The use of a transition rod may prevent proximal junctional kyphosis in the thoracic spine after scoliosis surgery: a finite element analysis

Abstract

Study design: Finite element analysis.

Objective: Via finite element analysis: (1) to demonstrate the abnormal forces present at the top of a scoliosis construct, (2) to demonstrate the importance of an intact interspinous and supraspinous ligament (ISL/SSL) complex, and (3) to evaluate a transition rod (a rod that has a short taper to a smaller diameter at one end) as an implant solution to diminish these pathomechanics, regardless of the integrity of the ISL/SSL complex.

Summary of background data: The pathophysiology of increased nucleus pressure and increased angular displacement may contribute to proximal junctional kyphosis. Furthermore, high implant stress can be demonstrated at the upper end of the construct, possibly leading to the risk of implant failure.

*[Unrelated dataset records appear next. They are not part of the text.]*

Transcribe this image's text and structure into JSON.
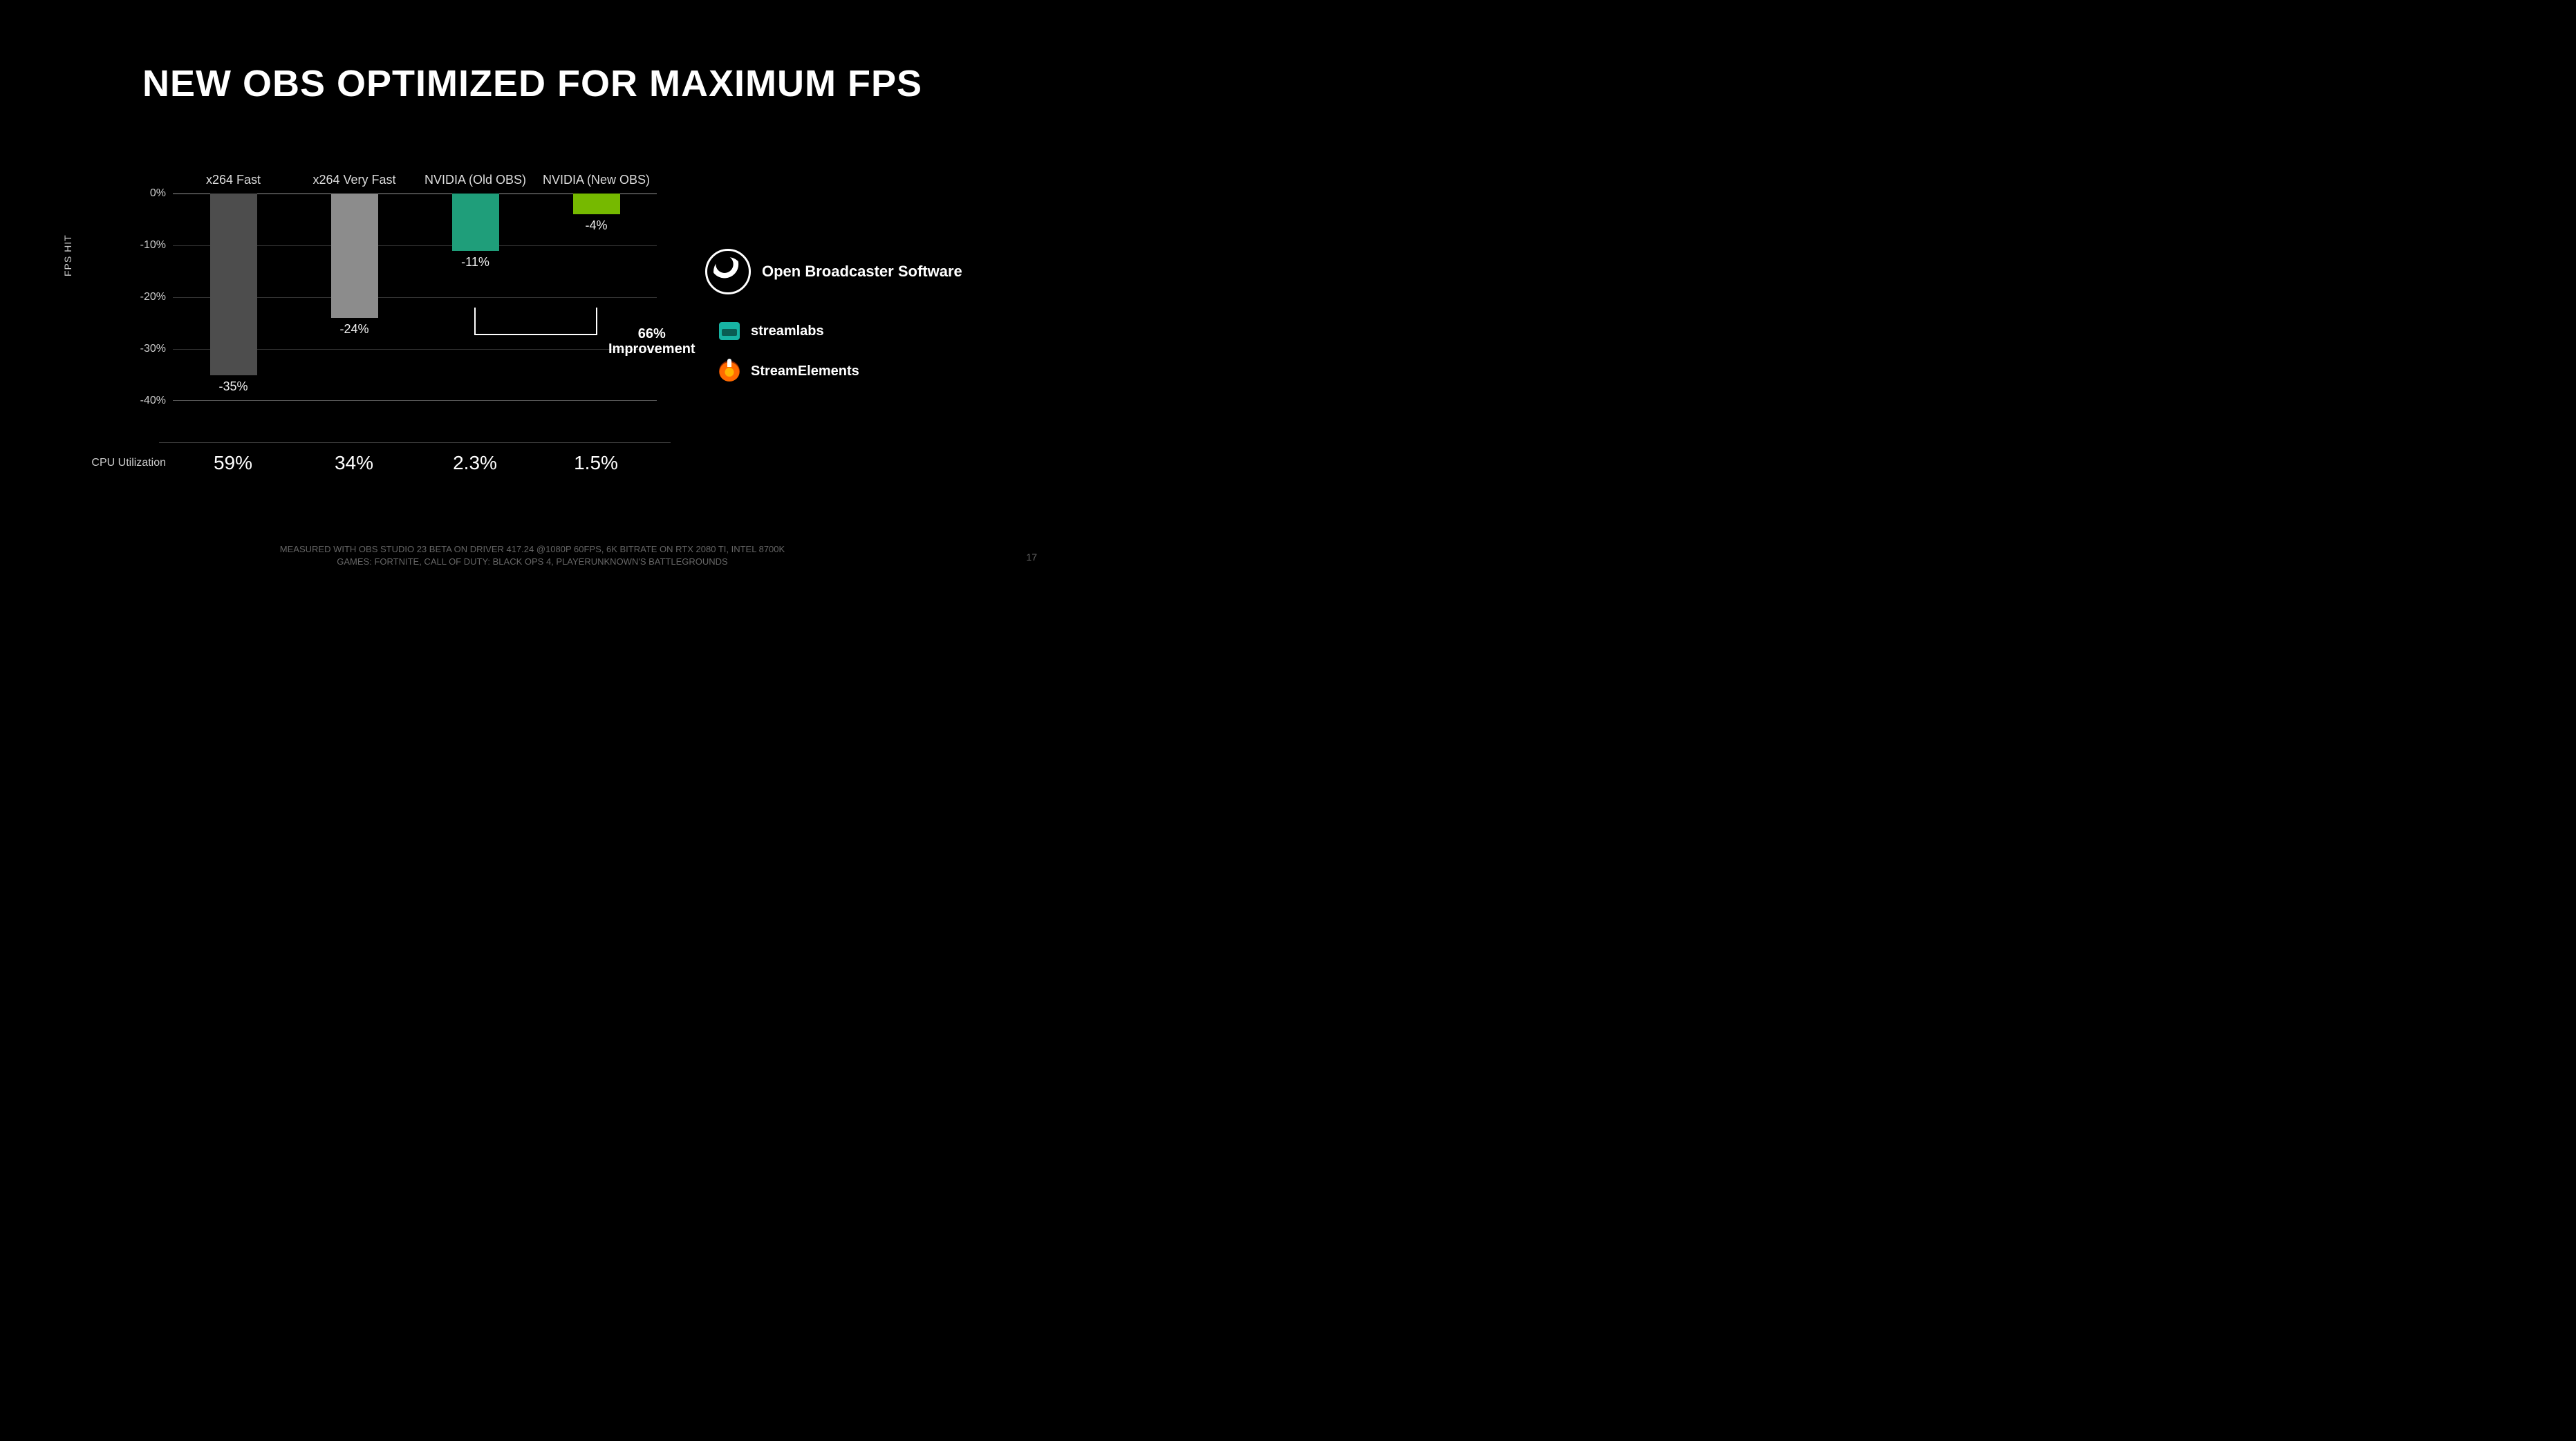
{
  "title": "NEW OBS OPTIMIZED FOR MAXIMUM FPS",
  "chart_data": {
    "type": "bar",
    "ylabel": "FPS HIT",
    "ylim": [
      -40,
      0
    ],
    "yticks": [
      "0%",
      "-10%",
      "-20%",
      "-30%",
      "-40%"
    ],
    "categories": [
      "x264 Fast",
      "x264 Very Fast",
      "NVIDIA (Old OBS)",
      "NVIDIA (New OBS)"
    ],
    "values": [
      -35,
      -24,
      -11,
      -4
    ],
    "value_labels": [
      "-35%",
      "-24%",
      "-11%",
      "-4%"
    ],
    "colors": [
      "#4d4d4d",
      "#8c8c8c",
      "#1f9e7a",
      "#76b900"
    ],
    "annotation": {
      "text_line1": "66%",
      "text_line2": "Improvement",
      "from_index": 2,
      "to_index": 3
    }
  },
  "cpu": {
    "label": "CPU Utilization",
    "values": [
      "59%",
      "34%",
      "2.3%",
      "1.5%"
    ]
  },
  "logos": {
    "obs": "Open Broadcaster Software",
    "streamlabs": "streamlabs",
    "streamelements": "StreamElements"
  },
  "footnote_line1": "MEASURED WITH OBS STUDIO 23 BETA ON DRIVER 417.24 @1080P 60FPS, 6K BITRATE ON RTX 2080 TI, INTEL 8700K",
  "footnote_line2": "GAMES: FORTNITE, CALL OF DUTY: BLACK OPS 4, PLAYERUNKNOWN'S BATTLEGROUNDS",
  "page": "17"
}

Methods: A finite element model was constructed to simulate a thoracic spinal fusion. The model was altered to remove the ISL/SSL complex at the level above the construct. Then, the model was altered again by extending the construct one level superior with a transition rod. The angular displacement, the maximum pressure in the nucleus, and stress within the implant were extracted from computational results under 2 conditions: load control and displacement control. The testing was performed with both titanium and stainless steel implants.

Results: Pressure in the nucleus and angular displacement are all increased when the ISL/SSL complex is removed immediately above the instrumented levels, whereas the screw pullout force and maximum stress within the screw are decreased. The nucleus pressure increases by more than 50%. The angular displacement increases by 19% to 26%. This absence of the ISL/SSL complex simulates the clinical scenario that occurs when these structures are iatrogenically detached. Abnormal mechanics can be restored to normal level by extending the construct rostral one level with a transition rod. Furthermore, the elevated nucleus pressure and angular displacement noted even when the ISL/SSL complex is intact can be avoided with the use of a transition rod. Under the same bending moment (3 Nm), the nucleus pressure at the level immediately cephalad is up to 23% lower than the pressure in a standard construct. The angular displacement is 18% to 19% less than the standard construct. The maximum implant stress is also decreased by as much as 60%.

Conclusion: Finite element modeling suggests that the pathomechanics at the proximal end of a scoliosis construct may be diminished by preserving the ISL/SSL complex and possibly completely eliminated with the use of rods with a diameter transition at the most proximal level.